I’ve read some early reviews of Kino’s release that deride it for the quality of the special features included on the disc. But I’m honestly not sure what those critics are expecting here? Interviews with the cast and crew? Behind the scenes featurettes? Sure, an audio commentary with a film historian may have been nice, but honestly, I appreciated their approach. Rather than scouring the planet for scraps of material related specifically to the 1920 Dr. Jekyll and Mr. Hyde, they packed the disc with other adaptations of the story, which is a lot of fun! These include:
-A 1909 audio-only performance of the transformation scene from a Columbia record recording.
-The 1912 one-reel version of Dr. Jekyll and Mr. Hyde from the Thanhouser Film Corporation, starring future director James Cruze.

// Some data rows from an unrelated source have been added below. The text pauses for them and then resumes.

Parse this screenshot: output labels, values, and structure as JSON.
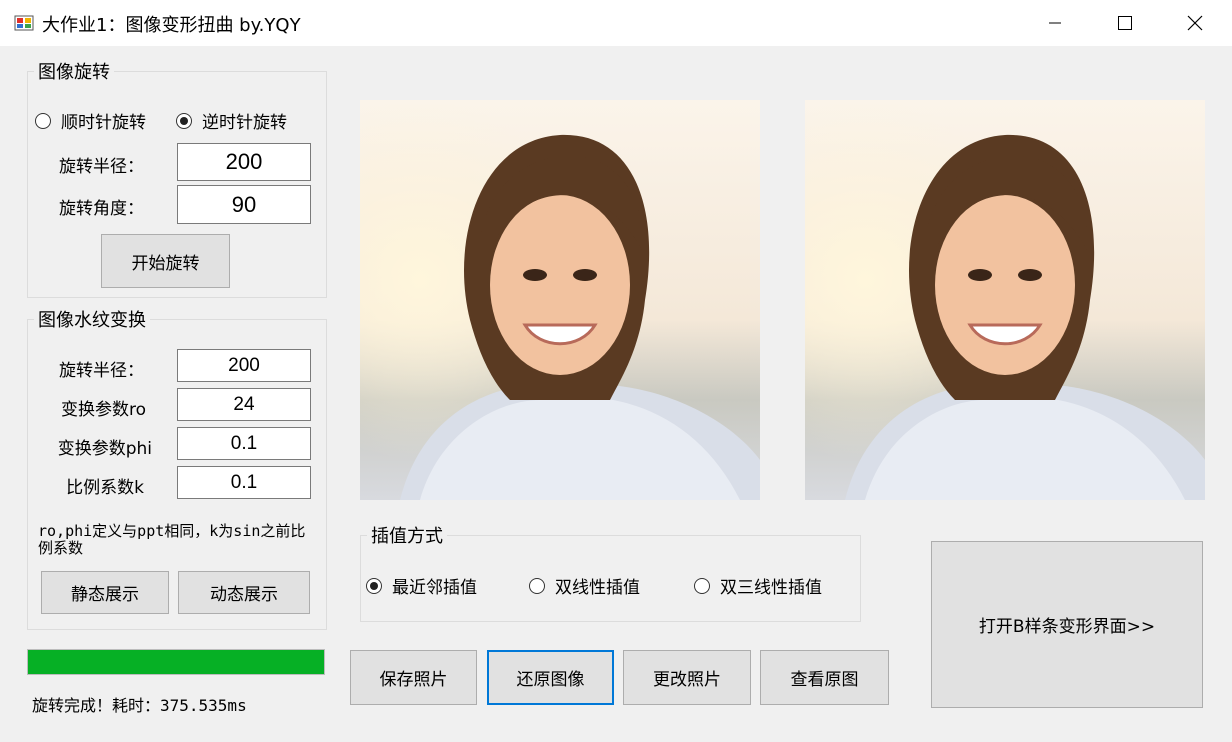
{
  "window": {
    "title": "大作业1：图像变形扭曲 by.YQY",
    "minimize_label": "—",
    "maximize_label": "☐",
    "close_label": "✕"
  },
  "rotation": {
    "group_title": "图像旋转",
    "radio_cw": "顺时针旋转",
    "radio_ccw": "逆时针旋转",
    "selected": "ccw",
    "radius_label": "旋转半径：",
    "radius_value": "200",
    "angle_label": "旋转角度：",
    "angle_value": "90",
    "start_button": "开始旋转"
  },
  "ripple": {
    "group_title": "图像水纹变换",
    "radius_label": "旋转半径：",
    "radius_value": "200",
    "ro_label": "变换参数ro",
    "ro_value": "24",
    "phi_label": "变换参数phi",
    "phi_value": "0.1",
    "k_label": "比例系数k",
    "k_value": "0.1",
    "note": "ro,phi定义与ppt相同，k为sin之前比例系数",
    "static_button": "静态展示",
    "dynamic_button": "动态展示"
  },
  "progress": {
    "value_percent": 100,
    "color": "#06b025"
  },
  "status": {
    "text": "旋转完成！耗时：375.535ms"
  },
  "interpolation": {
    "group_title": "插值方式",
    "options": [
      "最近邻插值",
      "双线性插值",
      "双三线性插值"
    ],
    "selected_index": 0
  },
  "actions": {
    "save": "保存照片",
    "restore": "还原图像",
    "change": "更改照片",
    "view_original": "查看原图",
    "open_bspline": "打开B样条变形界面>>"
  },
  "colors": {
    "focus_border": "#0078d7",
    "button_bg": "#e1e1e1",
    "window_bg": "#f0f0f0"
  }
}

What’s wonderful about this version as presented here is that it’s sourced from a re-release print that opens with three minutes of text and a newspaper still to provide historical context for this version’s viewing. Unfortunately, it seems some footage is likely missing from this print, namely the more violent scenes, but as is, it hits all the main points, and Cruze’s Hyde is a wonderful little weasely creature.
-A 15-minute segment of the rival 1920 version Dr. Jekyll and Mr. Hyde that Louis B. Mayer rushed out to capitalize on the Barrymore version. This footage has certainly seen better days, but it’s great to see nonetheless as a counterpoint to the adaptation at the heart of this release. The highlight of this clip is a sequence in which Hyde burns down a building and the filmmakers incorporate stock footage of a fire in which the building collapses!
-And finally, the 1929 two-reel spoof, “Dr. Pyckle and Mr. Pride,” starring Stan Laurel, which is unfortunately hit-and-miss.